Un avis que partage Hamid Saidani, rencontré au siège flambant neuf
du quotidien "Liberté", qui compte de nombreux lecteurs en Kabylie. "À défaut de proposer des solutions réalistes pour faire face aux problèmes des Français, le ton de la campagne est au populisme, à l’islamophobie et à la démagogie, ce qui entraîne invariablement la stigmatisation des immigrés", juge-t-il.
Fayçal Métaoui (photo principale), employé depuis 22 ans par El-Watan, regrette lui aussi "les répercussions désolantes des gesticulations de l’extrême droite française" qui, selon le journaliste chevronné, polluent la campagne électorale. "Les conséquences sur le débat est l’exploitation de la mémoire de la guerre d’Algérie. On a vu comment les ultras de l’Algérie française sont revenus sur le devant de la scène, argumente-t-il. C’est dommage, car les élections dans les deux pays coïncident avec le cinquantenaire de l’indépendance de l’Algérie, or c’est le moment idéal pour parler sereinement d’histoire et de réconciliation".
Sarkozy et les relations franco-algériennes
Justement, les différentes prises de position des candidats sur la question des relations franco-algériennes ont été suivies avec grande attention. En reconnaissant officiellement "la responsabilité de la France dans l'abandon et le massacre des harkis", vendredi 9 mars à Nice, puis en déclarant dans le journal Nice Matin que la France ne pouvait pas "se repentir d'avoir conduit" la guerre d'Algérie, Nicolas Sarkozy s’est attiré les foudres des médias algériens qui l’accusent de "chasser" les voix des rapatriés et des harkis.

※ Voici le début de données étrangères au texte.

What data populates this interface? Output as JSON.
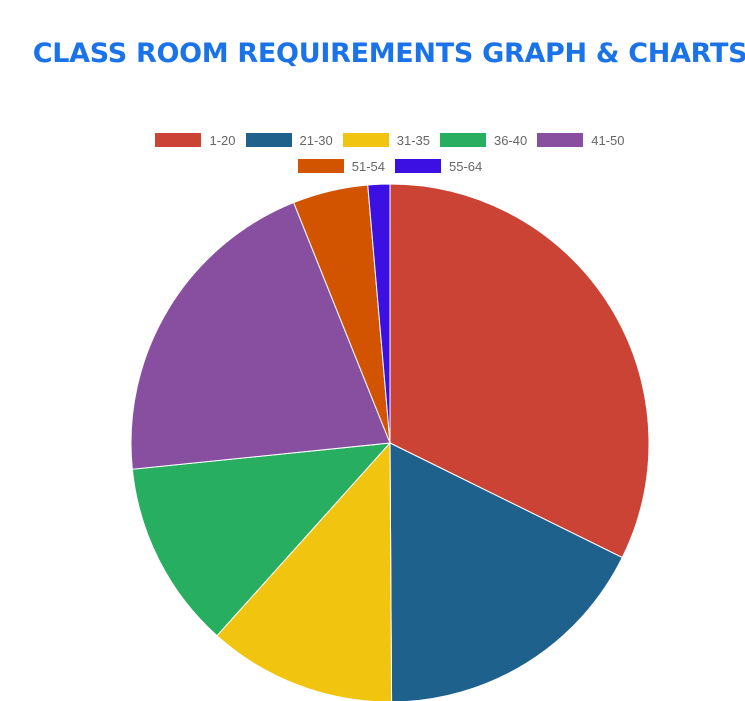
{
  "chart_data": {
    "type": "pie",
    "title": "CLASS ROOM REQUIREMENTS GRAPH & CHARTS",
    "legend_position": "top",
    "categories": [
      "1-20",
      "21-30",
      "31-35",
      "36-40",
      "41-50",
      "51-54",
      "55-64"
    ],
    "values": [
      33,
      18,
      12,
      12,
      21,
      4.8,
      1.4
    ],
    "colors": [
      "#cb4335",
      "#1f618d",
      "#f1c40f",
      "#27ae60",
      "#884ea0",
      "#d35400",
      "#3c10e3"
    ]
  }
}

Mais c’est surtout le bilan du président-candidat dans le domaine des relations franco-algériennes qui est sévèrement critiqué. "Au début de son mandat, il prônait la politique de la rupture, or en ce qui concerne les relations franco-algériennes, il a réussi mais au sens propre", ironise Hamid Saidani. De son côté Nabila Amir affiche un avis encore plus tranché. "Nicolas Sarkozy n’a rien fait de concret pour apaiser les relations franco-algériennes, un second mandat n’est donc, de ce point de vue, pas souhaitable", assène-t-elle.
Et il ne faut pas compter sur Ghania Oukazi pour faire remonter la cote de popularité du locataire de l’Élysée auprès des journalistes algériens. Selon elle, le mandat du président sortant équivaut à "la période la plus exécrable que l’on ait jamais connue entre l’Algérie et la France". Elle estime que le socialiste François Hollande est perçu en Algérie comme un candidat qui prône le recul et la sagesse, en résumé "une France qui assume" son passé et son histoire. Ce dernier a déclaré vouloir "en finir avec la guerre des mémoires", dans une tribune publiée par El-Watan, le 19 mars, pour le 50e anniversaire de la signature des accords de paix d'Évian, qui ont mis un terme à la guerre d’Algérie. Des positions qui lui valent les soutiens des médias algériens.